I agree with the very liberal requirements for candidates for official public office via the electoral process. Having a representative form of government, it is but right that the officials we can vote into office can represent the various categories of citizens and sectors in the country. Some are rich and educated, many are poor with less education, yet all can vote in a candidate they believe is representative of them.

But once they are elected, or appointed in the case of government employees, they have to comply with the requirements of law. These constitutional and legal requirements must have the full mechanism of implementation, monitoring, and arbitration when needed. It is impossible to believe that the more than one million public officials and government employees are discharging their duties with utmost responsibility, integrity, competence, and loyalty, act with patriotism and justice, lead modest lives, and uphold public interest over personal interest.
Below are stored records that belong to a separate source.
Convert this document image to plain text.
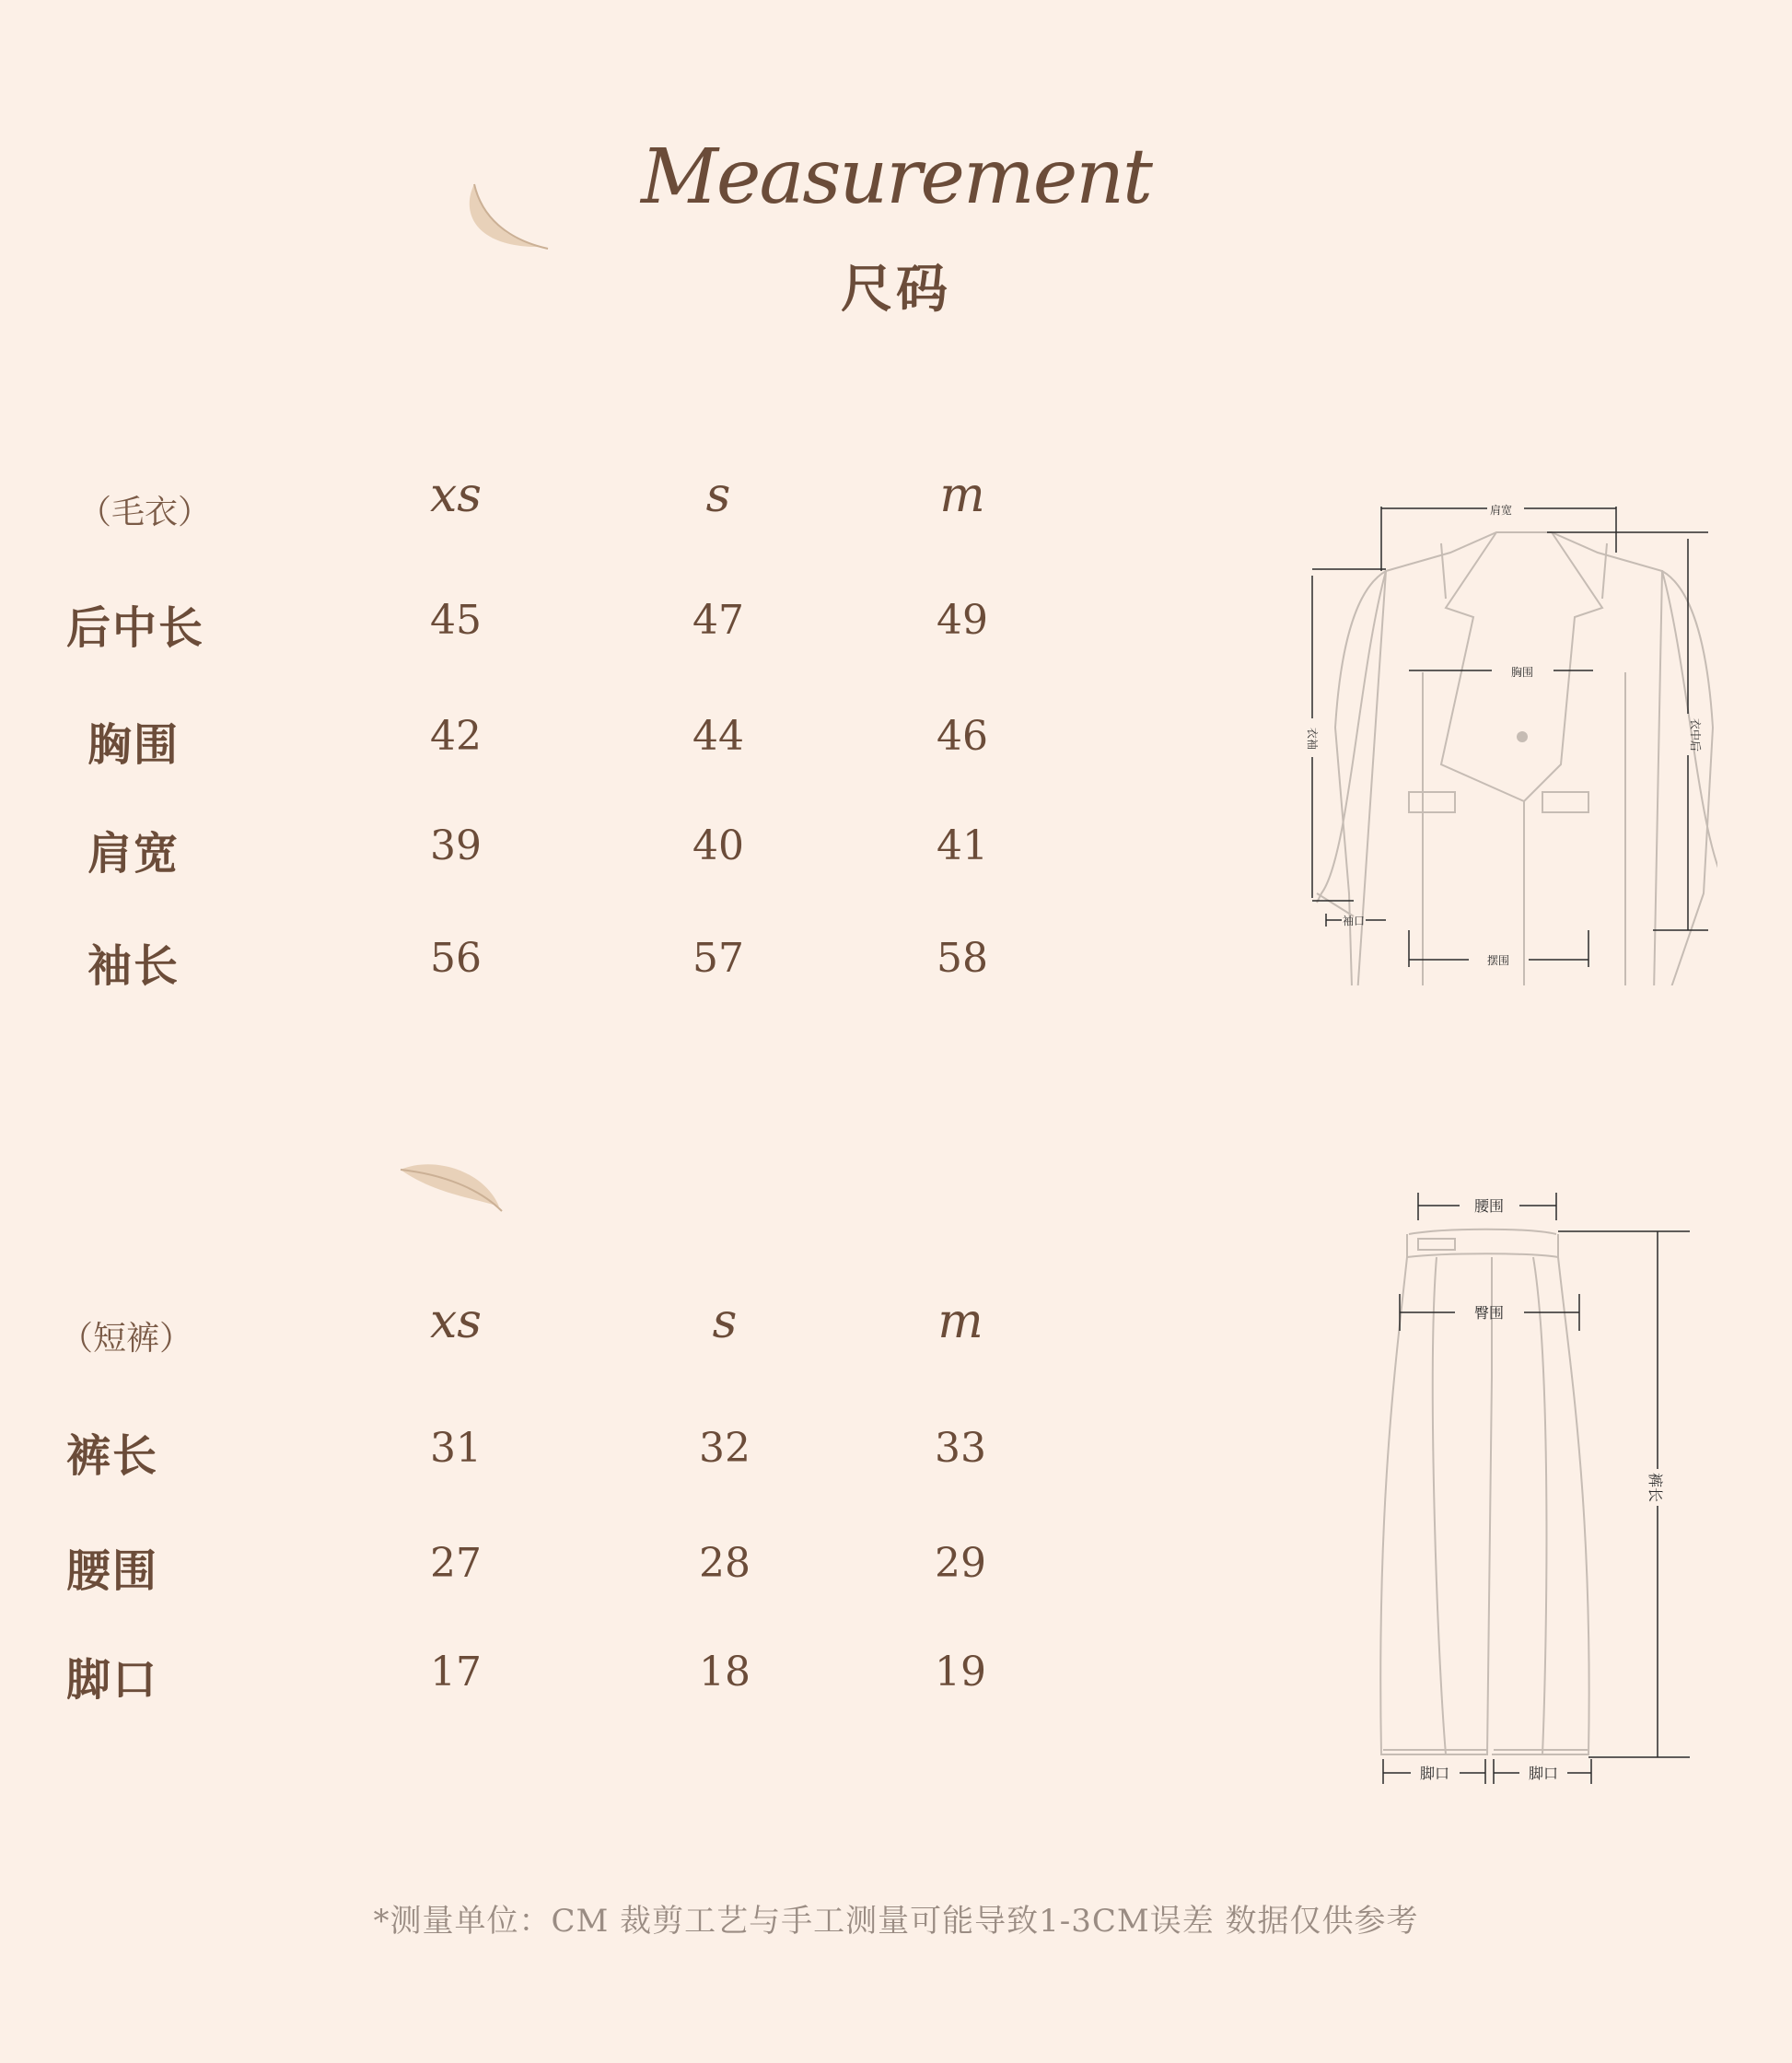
Measurement
尺码
（毛衣）	xs	s	m
后中长	45	47	49
胸围	42	44	46
肩宽	39	40	41
袖长	56	57	58
（短裤）	xs	s	m
裤长	31	32	33
腰围	27	28	29
脚口	17	18	19
肩宽
胸围
衣袖	衣中后
袖口
摆围
腰围
臀围
裤长
脚口	脚口
*测量单位：CM 裁剪工艺与手工测量可能导致1-3CM误差 数据仅供参考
Let us begin with candidates for national and local positions. Do these candidates even know what the rules and regulations of public office or government employment are? Can they discharge their duties with responsibility and competence? Do they have integrity and loyalty? Are they patriotic and just? Do they have the sense and the courage to always uphold the public interest of personal interest – including those of their relatives and friends?

Who interviews and questions candidates about their level of understanding about the requirements of law that they will have to submit to and comply with once they are elected, or appointed? The operating departments many have some screening process before hiring, but what about the qualifications of candidates, not as candidates but as elected officials once they win? They may win by popular vote but their mandated performance is specifically governed by law.

The advent of social media, over and above what is common knowledge in communities and traditional tri-media, already points out the constant violation of what is defined as utmost responsibility, of what is accepted as integrity, of what is the meaning of competence for each position, of what upholding public interest is versus favoring personal or family interest, and maybe the most violated, of leading modest lives.

Do not educate the voters without first educating the candidates about what they will be required by law to comply with once elected. When candidates have to go through courses that intend to make them understand what the law requires of them, the voting public can be simultaneously educated as well. Not only that, the public can be educated starting when Filipino children go to school as requirements of good citizenship can be taught from elementary to college. But the most urgent is the education of candidates, the most urgent and the most critical.

Government has a serious challenge, not just to cleanse itself, but to ensure that all who work for it, elected or appointed, understand that their most noble purpose is to be role models, to be heroes for their people.